Solr Query Performance
Status: In-Progress
Summary
The currently Solr Provider implementation stores and indexes data within the same Solr core/collection (catalog). This same core/collection also contains UI storage such as Workspaces, Queries, etc. In fact the UI elements being stored in this same collection has caused us to implement some inefficient work arounds with commit times in order to support that use-case. As a result, resource that may not change as often also loses some caching ability. Additionally, stored data is persisted in the same core/collection as the index. These are separate capabilities that should be independent from one another.
Stakeholders
DDF installations with large numbers of records and defined performance requirements.
Use Cases
List of key use cases to consider for the design. Could be in the form of user stories for user facing features.
Use case 1 title
Use case 1 description if necessary
Assumptions
- The implementation needs to work with existing methods in the Catalog Framework, and should allow for a single catalog core to exist for the unzip and run use case.
Functional Requirements
N/A
Non-functional Requirements
- Query performance. In order to provide a Google-like experience, queries need to be extremely performant and take advantage of caching whenever possible.
- Ingest performance should also not suffer with the implementation. A secondary consideration is that as long as the data storage and index are separated, it is possible to updated indexing strategies over time and re-index based on stored data.
Qualities
Constraints
- Solution should work within existing SolrProvider in DDF, and not require CatalogFramework changes. The solution will should appear to the CatalogFramework as a CatalogProvider if the existing SolrCatalogProvider cannot be easily extended.
Candidate Solutions
Update Solr Catalog Provider
The Solr Catalog Provider will be updated.
- Separate the storage and indexing capabilities
- New interfaces:
SolrStorageProvider
SolrIndexProvider - New Implementation
SimpleStorageProvider
SimpleIndexProvider
- New interfaces:
- Create SolrClientFactory
This factory will be responsible for returning a Solr client that is configured to communicate with the correct Solr core/collection.

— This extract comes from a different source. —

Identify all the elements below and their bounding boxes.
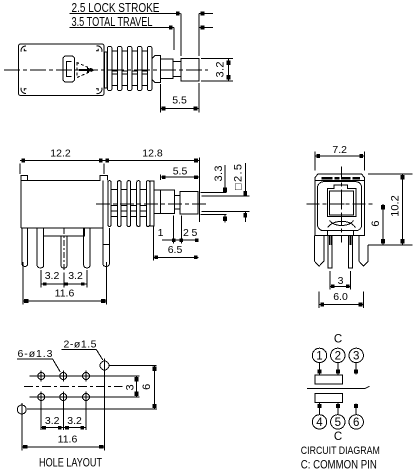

For the unzip and run use case, this will always return catalog as it is currently implemented.
Basic Class Diagram: solr-provider.pptx
Analysis
Security Impact / Considerations
Threat Model
N/A
Risk Analysis
N/A - The approach has no additional security implications above the current implementations. If a non-Solr storage provider is used, then the incorporation of the tool will need to be individually analyzed (e.g. MySQL, MariaDB, PostgreSQL).
Strengths
- Ability to optimize indexing and storage independently.
- Storage provider can be anything including traditional RDBMS.
- Will have internal abilities to reindex data from existing stored data.
- Ability to optimize index collections more appropriately based on data being stored (UI data, resource data, archive vs current, resource content, etc).
- Opportunities for different commit settings (Near Real Time vs Seconds/Minutes)
- Opportunities to optimize index fields based on the particular data being indexed
Weaknesses
- Complexity
- Storing and Retrieving data will be more complex as the routing rules need to be deterministic for splitting cores/collections.
- Retrieving data is more complex as it requires querying the index for matches, and using returned ID's to get individual records.
Risks
list of potential risks for approach
Recommendation
Tickets to perform this work:
Create new CatalogProvider: https://github.com/codice/ddf/issues/4999
Create API to separate StorageProvider and IndexProvider: https://github.com/codice/ddf/issues/5000
Create Solr StorageProvider: https://github.com/codice/ddf/issues/5001
Create Solr IndexProvider: https://github.com/codice/ddf/issues/5002
Create PostgreSQL StorageProvider: https://github.com/codice/ddf/issues/5003
Decision
Final decision on selected solution. Can be overturned with a new ADR if context significantly changes/invalidated or better solutions become available.
Consequences
Impacts discovered during development or post deployment can be recorded here.